La donna non si risente della cosa, anzi, è compiaciuta della notorietà acquistata grazie al romanzo. La sua vita però è difficile: nel 1929 Woolley chiede il divorzio, motivandolo con la non consumazione del matrimonio, ma poi rinuncia, perché alla donna viene diagnostica una sclerosi multipla. Nonostante la malattia, Katherine continua ad aiutare il marito nel lavoro, fin che può agli scavi, e poi disegnando, scrivendo e pubblicizzando l’opera dell’archeologo.

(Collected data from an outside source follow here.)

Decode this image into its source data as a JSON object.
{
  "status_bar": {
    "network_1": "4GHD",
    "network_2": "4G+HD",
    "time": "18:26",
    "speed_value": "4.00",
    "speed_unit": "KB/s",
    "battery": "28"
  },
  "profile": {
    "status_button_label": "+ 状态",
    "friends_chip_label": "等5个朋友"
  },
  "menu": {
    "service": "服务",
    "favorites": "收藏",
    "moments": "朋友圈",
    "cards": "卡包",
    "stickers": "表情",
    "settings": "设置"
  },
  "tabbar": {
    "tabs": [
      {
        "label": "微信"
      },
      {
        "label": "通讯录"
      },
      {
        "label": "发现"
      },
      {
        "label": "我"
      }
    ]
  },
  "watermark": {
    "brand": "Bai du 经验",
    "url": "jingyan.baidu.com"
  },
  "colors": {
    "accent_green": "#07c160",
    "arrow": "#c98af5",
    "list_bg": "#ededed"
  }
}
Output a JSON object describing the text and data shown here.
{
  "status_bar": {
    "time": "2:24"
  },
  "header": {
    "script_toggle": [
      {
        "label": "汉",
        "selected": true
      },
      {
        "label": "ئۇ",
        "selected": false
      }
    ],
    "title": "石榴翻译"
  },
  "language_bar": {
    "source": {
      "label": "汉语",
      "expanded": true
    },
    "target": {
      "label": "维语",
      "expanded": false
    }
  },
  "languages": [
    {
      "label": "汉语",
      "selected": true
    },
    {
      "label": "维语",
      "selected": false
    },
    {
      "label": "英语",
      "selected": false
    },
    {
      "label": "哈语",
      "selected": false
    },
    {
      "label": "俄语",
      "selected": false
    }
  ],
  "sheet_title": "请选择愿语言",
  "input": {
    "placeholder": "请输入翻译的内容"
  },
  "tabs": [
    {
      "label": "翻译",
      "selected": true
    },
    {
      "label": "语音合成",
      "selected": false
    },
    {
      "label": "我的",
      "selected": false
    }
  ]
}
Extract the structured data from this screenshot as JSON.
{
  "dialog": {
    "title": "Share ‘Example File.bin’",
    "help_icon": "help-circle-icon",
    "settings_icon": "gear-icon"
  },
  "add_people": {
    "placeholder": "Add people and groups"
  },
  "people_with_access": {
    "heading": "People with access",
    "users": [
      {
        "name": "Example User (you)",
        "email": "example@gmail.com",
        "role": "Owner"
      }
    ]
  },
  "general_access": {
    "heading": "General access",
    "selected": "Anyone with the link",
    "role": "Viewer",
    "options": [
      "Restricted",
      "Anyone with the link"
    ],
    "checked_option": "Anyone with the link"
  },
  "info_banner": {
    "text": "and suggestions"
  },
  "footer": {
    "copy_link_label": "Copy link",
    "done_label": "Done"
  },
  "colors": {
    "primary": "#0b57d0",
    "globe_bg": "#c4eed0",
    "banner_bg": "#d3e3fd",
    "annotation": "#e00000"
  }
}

Charles Woolley, quando la moglie muore, l’8 novembre 1945, scrive un necrologio, abbastanza impersonale, dove però le riconosce il notevole contributo apportato alle sue ricerche:
“Katharine Woolley era un’archeologa, come suo marito, e ha condiviso con lui il lavoro di scavo a Ur dei Caldei, ad Al Mina, sulla costa della Siria settentrionale, e ad Atchana (Alalakh), nell’Hatay, fino allo scoppio del guerra. Era corresponsabile con lui del rapporto pubblicato nel 1939 sull’Archaeological Survey of India. Dal 1943 in poi, quando fu nominato consulente archeologico del War Office, fu sua assistente. Nonostante la malattia, il dolore costante e debolezza crescente, vi ha proseguito il suo lavoro fino a due giorni prima della sua morte, avvenuta l’8 novembre (…)”
Woolley invece morirà il 20 febbraio del 1960, senza mai più risposarsi.